Friday, December 17, 2010

Baby, It's Cold Outside

The frigid air finally arrived in New England a couple of weeks ago. The temperature dropped to 32 degrees even here in the city, with several nights in the teens. So Nancy, a veteran of heinous winters, started paying attention to the weather reports on the nightly news. "This is nothing." she said, and keeps saying. It takes a person from a very cold place to scoff at a Boston winter. And she does come from a very cold place. A place called, "Minnesota." You've heard of it.

The American Siberia. The Tundra. The Land of 10,000 Frozen Lakes and millions of stiff nipples. A place the Native Americans call, "Haudanotooki," which translates to, "Holy Shit It's Cold."

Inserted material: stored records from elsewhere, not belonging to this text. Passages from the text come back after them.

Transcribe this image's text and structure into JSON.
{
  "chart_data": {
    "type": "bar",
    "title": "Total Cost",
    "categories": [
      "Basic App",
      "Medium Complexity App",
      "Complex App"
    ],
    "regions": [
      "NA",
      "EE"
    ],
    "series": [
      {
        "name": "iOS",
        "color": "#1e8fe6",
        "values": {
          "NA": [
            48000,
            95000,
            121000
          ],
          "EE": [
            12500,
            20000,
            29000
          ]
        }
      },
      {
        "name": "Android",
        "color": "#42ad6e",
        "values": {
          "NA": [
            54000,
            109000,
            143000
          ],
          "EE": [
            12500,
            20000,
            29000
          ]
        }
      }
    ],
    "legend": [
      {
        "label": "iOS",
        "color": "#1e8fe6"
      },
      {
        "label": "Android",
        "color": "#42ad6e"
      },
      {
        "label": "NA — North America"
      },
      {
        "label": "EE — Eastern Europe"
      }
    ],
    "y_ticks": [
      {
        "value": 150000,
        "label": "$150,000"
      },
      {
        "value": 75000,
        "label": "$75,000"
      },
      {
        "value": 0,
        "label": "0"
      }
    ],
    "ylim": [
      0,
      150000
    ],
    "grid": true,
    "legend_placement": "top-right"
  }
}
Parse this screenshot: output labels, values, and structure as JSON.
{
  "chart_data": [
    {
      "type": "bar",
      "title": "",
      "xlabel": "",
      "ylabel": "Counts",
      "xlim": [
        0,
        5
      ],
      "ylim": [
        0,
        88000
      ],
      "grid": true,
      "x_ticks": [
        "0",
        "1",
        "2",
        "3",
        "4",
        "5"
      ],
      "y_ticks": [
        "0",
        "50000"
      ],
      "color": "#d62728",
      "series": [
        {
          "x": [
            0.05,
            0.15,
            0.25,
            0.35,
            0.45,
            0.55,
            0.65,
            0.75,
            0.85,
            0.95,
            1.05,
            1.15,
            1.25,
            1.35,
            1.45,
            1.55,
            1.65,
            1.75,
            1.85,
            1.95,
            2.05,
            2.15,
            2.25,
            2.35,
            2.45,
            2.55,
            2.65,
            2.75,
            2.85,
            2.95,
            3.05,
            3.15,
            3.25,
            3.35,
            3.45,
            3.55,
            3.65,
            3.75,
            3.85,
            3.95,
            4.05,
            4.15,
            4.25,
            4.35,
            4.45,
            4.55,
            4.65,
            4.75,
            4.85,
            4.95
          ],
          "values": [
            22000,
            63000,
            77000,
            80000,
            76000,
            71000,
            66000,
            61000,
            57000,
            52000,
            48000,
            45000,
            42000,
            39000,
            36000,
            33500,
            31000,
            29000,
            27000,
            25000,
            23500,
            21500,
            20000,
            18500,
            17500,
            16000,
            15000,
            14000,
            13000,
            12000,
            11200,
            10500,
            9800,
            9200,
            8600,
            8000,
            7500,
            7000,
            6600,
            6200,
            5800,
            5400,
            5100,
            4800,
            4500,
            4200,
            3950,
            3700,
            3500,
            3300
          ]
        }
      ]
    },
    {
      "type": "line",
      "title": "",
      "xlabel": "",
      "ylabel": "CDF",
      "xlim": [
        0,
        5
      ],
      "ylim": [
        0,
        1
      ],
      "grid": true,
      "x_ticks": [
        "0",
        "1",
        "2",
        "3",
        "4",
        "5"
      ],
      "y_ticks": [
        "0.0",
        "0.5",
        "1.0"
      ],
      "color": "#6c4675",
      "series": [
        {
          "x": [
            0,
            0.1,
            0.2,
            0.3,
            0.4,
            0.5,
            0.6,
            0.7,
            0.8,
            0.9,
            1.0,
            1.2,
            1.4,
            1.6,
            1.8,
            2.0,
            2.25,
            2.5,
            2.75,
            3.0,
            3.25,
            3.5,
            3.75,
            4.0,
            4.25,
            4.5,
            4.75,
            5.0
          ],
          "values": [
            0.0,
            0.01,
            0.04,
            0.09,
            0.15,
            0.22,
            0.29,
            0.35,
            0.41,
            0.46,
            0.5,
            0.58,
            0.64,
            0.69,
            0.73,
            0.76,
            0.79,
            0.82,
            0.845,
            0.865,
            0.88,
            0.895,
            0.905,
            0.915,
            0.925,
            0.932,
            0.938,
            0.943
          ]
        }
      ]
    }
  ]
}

Okay, I can't back that last one up, but with temperatures routinely below zero, "lake effect" snow, and frozen pipes, Minnesota takes the frozen ice cream cake for cold.

But something else happened when Nancy watched the weather report. She laughed her ass off. So I said, "Lovey, what be so funny?" She told me that, here in Boston, we use very odd and amusing expressions to describe rain, wind, snow, cold, and all that...weathery stuff. Here is a list of the phrases that made my sweetheart laugh. Most of them could be used as euphemisms for sex.

1. "Fingers of moisture" for scattered showers.
2. We don't have flooded and snowed out "back roads," we have "tertiary roads."
3. A nor'easter described as a "wet bomb from the sea."
4. "Astronomical high tides." It just struck her as funny.
5. And, of course, "fat flakes." Which could be wet snow, or a weight loss center for homosexuals.
6. "Snowin' on the fish." A nor'easter that misses and goes out to sea.

Every night, I take a gander at Lake Superior, and reckon the location of Duluth, and Minnesota in general. As we amble on towards Christmas, I can't help but notice that the region has become a snowy Hellscape. Fresh water from the lake crashes onto the shore and covers whatever is nearby in ice. In Boston, we have salt water, which is kind enough to freeze you to death without making it hard to move.

In parts of Greater Boston, including where Nancy and I are huddled together for warmth, there is a wet, snowy problem that afflicts us more than even those lutefisk eatin', Canadian beer drinking, ice fishing denizens of Minnesota. That problem is parking. In Boston, when it snows enough to be shoveled, something happens. People turn tribal. Get violent. After a space is shoveled, something useless (a chair or perhaps a Republican) is propped up in place of the car when it leaves to prevent anyone else from taking the spot. If you are unwise enough to move a space holder and park in someone's pristine spot, well, kiss your tires goodbye. Boston is a very densely populated city, and parking spaces are prime real estate.

Other than that, I agree with Nancy. Minnesota is the Grand High Poo-Bah of Frozen Eyeballs.

1 comment:

Kari Fisher said...

Great blog, Darren! And even in Minnesota those souls who live up by the Lake get a special award.